Brymbo Victoria F.C. were a Welsh football club based in Brymbo, Wales. They started the 2021–22 season as members of the North East Wales Football League Premier Division before resigning from the league in August 2021 and dissolving the club.

==History==
For a full history see; List of football seasons involving Brymbo teams

Formed sometime around 1900 Brymbo Victoria were runners up in the Welsh Amateur Cup in 1908. They joined The Combination midway through the 1909/10 season, taking on the results of Birkenhead who had resigned mid season, finishing bottom of the league. Upon joining The Combination their colours were reported as being red and white. The 1910–11 season saw an upturn in fortunes and they finished fourth. However they folded at the end of the season.

===Resurrection===

The Brymbo Victoria name was resurrected more than 100 years after they last played, when in June 2017 the name was listed among the entrants for the 2017–18 North East Wales League season. This was following the decision of Brymbo Sports and Social Club to switch to Saturday football, following the demise of the Wrexham Sunday League.

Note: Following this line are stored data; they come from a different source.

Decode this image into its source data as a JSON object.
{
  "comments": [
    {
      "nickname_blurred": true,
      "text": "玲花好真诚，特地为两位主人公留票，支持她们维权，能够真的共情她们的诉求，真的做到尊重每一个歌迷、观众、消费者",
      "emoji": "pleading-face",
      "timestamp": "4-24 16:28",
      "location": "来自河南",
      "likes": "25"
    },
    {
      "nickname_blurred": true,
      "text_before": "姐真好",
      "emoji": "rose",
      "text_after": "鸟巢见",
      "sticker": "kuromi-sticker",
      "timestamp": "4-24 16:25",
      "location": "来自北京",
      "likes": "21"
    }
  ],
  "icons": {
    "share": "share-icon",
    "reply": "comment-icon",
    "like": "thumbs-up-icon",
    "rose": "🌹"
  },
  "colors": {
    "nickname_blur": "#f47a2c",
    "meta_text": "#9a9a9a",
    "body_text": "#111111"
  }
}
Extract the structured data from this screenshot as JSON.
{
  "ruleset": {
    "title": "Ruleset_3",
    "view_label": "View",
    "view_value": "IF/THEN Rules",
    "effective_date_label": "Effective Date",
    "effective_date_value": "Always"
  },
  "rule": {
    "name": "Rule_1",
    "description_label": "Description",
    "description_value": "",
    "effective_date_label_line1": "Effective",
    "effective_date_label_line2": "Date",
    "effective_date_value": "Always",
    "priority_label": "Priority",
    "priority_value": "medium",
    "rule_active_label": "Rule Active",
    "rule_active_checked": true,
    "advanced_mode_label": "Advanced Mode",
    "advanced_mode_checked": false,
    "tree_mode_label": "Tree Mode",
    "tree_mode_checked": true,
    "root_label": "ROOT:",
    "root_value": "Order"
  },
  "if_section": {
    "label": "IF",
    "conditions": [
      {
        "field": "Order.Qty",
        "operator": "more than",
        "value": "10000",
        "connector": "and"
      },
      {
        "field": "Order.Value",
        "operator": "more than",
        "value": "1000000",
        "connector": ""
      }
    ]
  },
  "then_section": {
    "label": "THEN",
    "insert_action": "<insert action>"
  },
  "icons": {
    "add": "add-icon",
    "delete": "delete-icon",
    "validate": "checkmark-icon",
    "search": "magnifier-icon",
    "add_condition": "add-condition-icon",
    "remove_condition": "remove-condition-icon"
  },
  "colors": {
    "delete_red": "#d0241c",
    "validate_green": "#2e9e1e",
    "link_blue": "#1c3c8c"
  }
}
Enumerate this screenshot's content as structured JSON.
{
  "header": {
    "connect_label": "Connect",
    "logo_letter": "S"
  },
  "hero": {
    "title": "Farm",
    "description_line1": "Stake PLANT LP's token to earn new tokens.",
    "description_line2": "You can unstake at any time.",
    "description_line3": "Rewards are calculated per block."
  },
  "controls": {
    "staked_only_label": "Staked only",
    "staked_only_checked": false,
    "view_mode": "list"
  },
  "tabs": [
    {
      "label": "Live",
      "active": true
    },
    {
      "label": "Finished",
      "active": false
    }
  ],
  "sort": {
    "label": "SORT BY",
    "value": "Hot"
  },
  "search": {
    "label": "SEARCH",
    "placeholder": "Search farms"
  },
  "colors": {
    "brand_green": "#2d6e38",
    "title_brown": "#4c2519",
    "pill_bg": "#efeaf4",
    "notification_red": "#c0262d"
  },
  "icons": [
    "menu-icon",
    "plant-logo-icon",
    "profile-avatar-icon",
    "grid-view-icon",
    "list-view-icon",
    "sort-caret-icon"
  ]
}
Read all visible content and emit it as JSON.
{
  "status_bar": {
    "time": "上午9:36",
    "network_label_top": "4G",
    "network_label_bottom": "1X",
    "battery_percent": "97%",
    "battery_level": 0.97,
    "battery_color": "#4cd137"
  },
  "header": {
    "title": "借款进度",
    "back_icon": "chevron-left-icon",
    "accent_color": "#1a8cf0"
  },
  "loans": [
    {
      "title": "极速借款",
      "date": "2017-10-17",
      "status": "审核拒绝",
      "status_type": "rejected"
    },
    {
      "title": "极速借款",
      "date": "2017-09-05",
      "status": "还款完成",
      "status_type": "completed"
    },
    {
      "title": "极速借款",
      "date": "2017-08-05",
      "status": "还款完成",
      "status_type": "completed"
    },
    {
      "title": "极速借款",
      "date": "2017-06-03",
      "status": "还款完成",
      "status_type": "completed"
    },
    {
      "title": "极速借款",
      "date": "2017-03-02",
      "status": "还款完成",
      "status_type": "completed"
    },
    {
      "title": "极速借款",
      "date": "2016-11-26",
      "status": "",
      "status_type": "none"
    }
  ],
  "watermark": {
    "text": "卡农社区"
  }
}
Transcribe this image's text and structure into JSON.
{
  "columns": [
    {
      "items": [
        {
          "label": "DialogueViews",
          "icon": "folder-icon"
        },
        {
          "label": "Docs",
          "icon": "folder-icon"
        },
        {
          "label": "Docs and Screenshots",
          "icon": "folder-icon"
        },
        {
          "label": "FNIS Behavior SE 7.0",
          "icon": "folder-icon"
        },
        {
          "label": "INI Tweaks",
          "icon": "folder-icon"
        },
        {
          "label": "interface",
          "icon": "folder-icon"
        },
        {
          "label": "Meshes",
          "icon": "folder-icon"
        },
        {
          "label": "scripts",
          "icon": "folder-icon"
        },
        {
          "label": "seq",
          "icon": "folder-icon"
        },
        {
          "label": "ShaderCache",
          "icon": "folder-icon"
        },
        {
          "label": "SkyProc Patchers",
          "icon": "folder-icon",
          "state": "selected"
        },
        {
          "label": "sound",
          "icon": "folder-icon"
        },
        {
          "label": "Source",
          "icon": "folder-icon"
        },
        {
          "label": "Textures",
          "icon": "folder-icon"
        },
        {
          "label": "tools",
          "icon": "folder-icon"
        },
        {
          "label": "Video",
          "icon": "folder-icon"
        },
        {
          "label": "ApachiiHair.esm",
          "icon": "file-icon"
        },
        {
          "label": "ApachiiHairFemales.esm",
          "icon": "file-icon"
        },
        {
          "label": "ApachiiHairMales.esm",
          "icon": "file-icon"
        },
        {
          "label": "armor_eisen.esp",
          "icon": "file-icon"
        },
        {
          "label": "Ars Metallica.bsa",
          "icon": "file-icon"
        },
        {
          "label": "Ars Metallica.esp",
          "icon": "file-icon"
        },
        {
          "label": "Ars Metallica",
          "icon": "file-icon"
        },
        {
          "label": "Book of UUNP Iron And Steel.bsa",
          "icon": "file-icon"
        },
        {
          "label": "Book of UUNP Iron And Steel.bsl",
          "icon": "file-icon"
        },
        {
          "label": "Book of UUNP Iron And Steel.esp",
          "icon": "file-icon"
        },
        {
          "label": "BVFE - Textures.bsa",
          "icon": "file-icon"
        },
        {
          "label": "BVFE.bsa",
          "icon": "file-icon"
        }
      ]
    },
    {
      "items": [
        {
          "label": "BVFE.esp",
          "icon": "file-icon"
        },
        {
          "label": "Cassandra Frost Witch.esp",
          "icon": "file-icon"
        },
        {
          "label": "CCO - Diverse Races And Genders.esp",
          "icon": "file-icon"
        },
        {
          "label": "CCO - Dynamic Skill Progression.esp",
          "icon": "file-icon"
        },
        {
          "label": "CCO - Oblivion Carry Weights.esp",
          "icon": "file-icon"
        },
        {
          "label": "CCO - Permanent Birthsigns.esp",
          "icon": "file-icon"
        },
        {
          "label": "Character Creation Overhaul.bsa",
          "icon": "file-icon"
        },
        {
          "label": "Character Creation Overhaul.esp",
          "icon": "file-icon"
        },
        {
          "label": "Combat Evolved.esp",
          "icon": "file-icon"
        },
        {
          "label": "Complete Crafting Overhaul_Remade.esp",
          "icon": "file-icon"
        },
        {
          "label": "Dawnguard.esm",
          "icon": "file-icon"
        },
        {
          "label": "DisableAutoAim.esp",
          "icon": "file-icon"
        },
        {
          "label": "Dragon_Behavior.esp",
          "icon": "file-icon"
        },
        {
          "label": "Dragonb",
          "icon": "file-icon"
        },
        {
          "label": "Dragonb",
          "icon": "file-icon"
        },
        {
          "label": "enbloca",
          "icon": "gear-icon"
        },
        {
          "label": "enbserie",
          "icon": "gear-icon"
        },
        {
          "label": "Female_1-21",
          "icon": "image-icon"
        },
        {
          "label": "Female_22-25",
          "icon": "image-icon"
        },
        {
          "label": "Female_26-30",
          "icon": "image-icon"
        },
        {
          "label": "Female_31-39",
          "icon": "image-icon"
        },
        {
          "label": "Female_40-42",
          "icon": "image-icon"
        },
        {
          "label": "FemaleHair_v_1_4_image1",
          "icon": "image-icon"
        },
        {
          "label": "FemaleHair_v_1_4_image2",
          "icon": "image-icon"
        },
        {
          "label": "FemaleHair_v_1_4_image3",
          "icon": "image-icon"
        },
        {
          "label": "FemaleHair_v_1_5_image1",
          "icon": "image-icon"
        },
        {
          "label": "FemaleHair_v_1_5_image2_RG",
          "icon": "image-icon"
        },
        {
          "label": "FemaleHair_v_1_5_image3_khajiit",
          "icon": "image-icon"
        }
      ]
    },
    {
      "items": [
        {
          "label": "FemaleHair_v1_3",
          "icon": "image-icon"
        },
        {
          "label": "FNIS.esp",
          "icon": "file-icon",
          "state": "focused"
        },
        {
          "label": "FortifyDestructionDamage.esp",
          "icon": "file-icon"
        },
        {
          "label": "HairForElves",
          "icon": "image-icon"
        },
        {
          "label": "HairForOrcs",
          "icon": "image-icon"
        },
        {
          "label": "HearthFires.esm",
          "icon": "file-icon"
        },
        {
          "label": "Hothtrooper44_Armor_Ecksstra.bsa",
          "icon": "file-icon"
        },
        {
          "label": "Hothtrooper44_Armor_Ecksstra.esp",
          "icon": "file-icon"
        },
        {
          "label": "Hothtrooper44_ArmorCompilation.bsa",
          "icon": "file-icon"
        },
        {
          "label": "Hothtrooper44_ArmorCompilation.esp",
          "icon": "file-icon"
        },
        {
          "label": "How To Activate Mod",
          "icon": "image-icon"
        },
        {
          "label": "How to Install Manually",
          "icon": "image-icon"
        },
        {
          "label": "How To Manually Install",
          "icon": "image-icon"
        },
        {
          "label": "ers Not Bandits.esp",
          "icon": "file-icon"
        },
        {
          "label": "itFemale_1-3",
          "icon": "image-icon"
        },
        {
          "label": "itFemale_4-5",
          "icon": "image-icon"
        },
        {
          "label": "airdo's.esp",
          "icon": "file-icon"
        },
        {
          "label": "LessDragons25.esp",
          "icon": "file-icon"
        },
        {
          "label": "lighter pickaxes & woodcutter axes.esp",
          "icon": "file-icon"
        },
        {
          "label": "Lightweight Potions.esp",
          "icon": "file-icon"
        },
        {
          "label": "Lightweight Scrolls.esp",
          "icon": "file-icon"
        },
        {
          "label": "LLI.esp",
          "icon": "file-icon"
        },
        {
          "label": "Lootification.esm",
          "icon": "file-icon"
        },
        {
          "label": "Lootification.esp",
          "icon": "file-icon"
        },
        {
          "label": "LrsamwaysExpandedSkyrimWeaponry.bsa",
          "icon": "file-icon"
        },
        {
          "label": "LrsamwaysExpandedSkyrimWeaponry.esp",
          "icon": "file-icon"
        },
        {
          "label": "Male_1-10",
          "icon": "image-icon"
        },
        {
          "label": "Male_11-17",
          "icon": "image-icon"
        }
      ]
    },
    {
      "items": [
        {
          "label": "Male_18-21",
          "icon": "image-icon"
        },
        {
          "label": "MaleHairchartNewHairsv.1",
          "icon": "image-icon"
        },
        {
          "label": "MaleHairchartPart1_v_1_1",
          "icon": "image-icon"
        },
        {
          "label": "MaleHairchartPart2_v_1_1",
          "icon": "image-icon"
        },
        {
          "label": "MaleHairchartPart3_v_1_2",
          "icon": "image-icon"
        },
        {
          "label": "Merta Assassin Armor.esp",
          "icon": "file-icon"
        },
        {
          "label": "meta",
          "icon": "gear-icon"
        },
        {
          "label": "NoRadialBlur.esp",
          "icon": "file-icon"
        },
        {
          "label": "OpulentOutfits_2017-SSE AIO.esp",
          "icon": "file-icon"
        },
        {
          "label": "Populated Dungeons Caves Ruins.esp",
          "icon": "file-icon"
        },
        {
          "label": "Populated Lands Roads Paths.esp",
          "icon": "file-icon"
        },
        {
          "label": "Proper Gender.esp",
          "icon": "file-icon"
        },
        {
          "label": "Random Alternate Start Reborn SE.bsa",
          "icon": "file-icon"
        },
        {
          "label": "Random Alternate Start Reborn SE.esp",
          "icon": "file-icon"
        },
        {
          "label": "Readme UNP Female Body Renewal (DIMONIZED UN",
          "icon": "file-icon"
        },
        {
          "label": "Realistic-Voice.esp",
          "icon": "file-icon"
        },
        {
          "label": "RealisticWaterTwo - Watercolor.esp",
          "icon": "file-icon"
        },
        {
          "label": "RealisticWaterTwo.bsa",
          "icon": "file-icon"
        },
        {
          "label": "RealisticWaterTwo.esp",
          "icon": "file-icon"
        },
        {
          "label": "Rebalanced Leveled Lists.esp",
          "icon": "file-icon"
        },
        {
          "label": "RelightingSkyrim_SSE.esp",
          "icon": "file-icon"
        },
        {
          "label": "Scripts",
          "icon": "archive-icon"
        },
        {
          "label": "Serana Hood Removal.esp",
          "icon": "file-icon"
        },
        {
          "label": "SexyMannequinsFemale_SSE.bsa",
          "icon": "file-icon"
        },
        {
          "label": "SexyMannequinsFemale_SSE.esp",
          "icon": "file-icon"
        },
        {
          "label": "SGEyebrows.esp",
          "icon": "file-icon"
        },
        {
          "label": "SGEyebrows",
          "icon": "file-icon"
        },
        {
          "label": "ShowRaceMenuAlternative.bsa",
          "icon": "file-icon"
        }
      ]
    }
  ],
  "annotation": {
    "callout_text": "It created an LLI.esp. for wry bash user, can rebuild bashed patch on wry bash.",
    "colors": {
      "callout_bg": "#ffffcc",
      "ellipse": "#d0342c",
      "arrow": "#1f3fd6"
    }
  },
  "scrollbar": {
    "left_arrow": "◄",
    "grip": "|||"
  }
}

This club folded in 2021.

==Seasons==

| Season | League | P | W | D | L | GF | GA | Pts | Pos | Teams in League |
| 1902-03 | Flintshire League Division 1 |  |  |  |  |  |  |  |  |  |
| 1903–04 | Wrexham and District League Division 1 | 16 | 13 | 2 | 1 | 46 | 12 | 26 | 1 | 9 (+1 who withdrew) |
| 1904–05 | Wrexham and District League Division 1 | 16 | 11 | 1 | 4 | 46 | 17 | 23 | 1 | 9 (+3 who withdrew) |
| 1905–06 | Wrexham and District League Division 1 | 14 | 11 | 1 | 2 | 36 | 10 | 23 | 1 | 8 (+2 who withdrew) |
| 1906–07 | Flintshire League Division 1 | 14 | 3 | 7 | 4 | 19 | 26 | 10 | 7 | 10 |
| 1907–08 | Wrexham and District League Division 1 | 18 | 9 | 3 | 6 | 40 | 25 | 21 | 3 | 10 (+2 who withdrew) |
| 1908–09 | Wrexham and District League Division 1 | 20 | 3 | 2 | 15 | 22 | 52 | 6 | 11 | 11 |
| 1909–10 | The Combination | 30 | 5 | 1 | 24 | 42 | 105 | 11 | 16 | 16 |
| 1910–11 | The Combination | 20 | 11 | 2 | 7 | 55 | 34 | 24 | 4 | 11 |
1911-2017 Club Inactive
| 2017–18 | North East Wales League | 26 | 8 | 4 | 14 | 62 | 73 | 28 | 10 | 14 (+2 who withdrew) |
| 2018-19 | North East Wales League | 20 | 9 | 0 | 11 | 71 | 51 | 27 | 7 | 11 |
| 2019-20 | North East Wales League | 15 | 10 | 3 | 2 | 74 | 28 | 33 | 2 | 9 |

==Cup History==

Season: Competition; Round; Opposition; Score; Notes
1907–08: Welsh Cup; Round 1; Buckley Engineers; 2–1; Annulled, undersized pitch
0–3: Replay
Welsh Amateur Cup: Round 1; Summerhill
Round 2: Gwersyllt Victoria
Round 3: Wrexham Victoria; 4–0
Round 4: Holyhead; 3–1
Semi Final: Shrewsbury Rovers; 3–2; Played at Oswestry
Final: Esclusham White Stars; 0–1; Played at Racecourse Ground, Wrexham
1908–09: Welsh Cup; Second Preliminary Round; Johnstown Amateurs; 0–5
1909–10: Welsh Cup; Preliminary Round; Ruabon; 1–2
1910–11: Welsh Cup; Preliminary Round; Summerhill Victoria; 3–1
Round 1: Ruabon; 1–0
Round 2: Johnstown; 0–2
1911-2017 Club Inactive
2017–18: Welsh Cup; First Qualifying Round; Acton; 3–6
FAW Trophy: Round 1; Plas Madoc; 3–6
2018-19: Welsh Cup
FAW Trophy

==Honours==
===League===
- Wrexham and District League Division 1
Winners : 1903, 1904, 1906
Runners-up : 1905
- North East Wales League
Runners-up : 2020

===Cups===
- Welsh Amateur Cup
Runners-up : 1908

- St Martins Charity Cup
Winners : 1908

- Flintshire League Challenge Cup
Runners Up : 1907

==Other Info==

Not to be confused with Brymbo Institute, Brymbo Steelworks FC or Brymbo FC.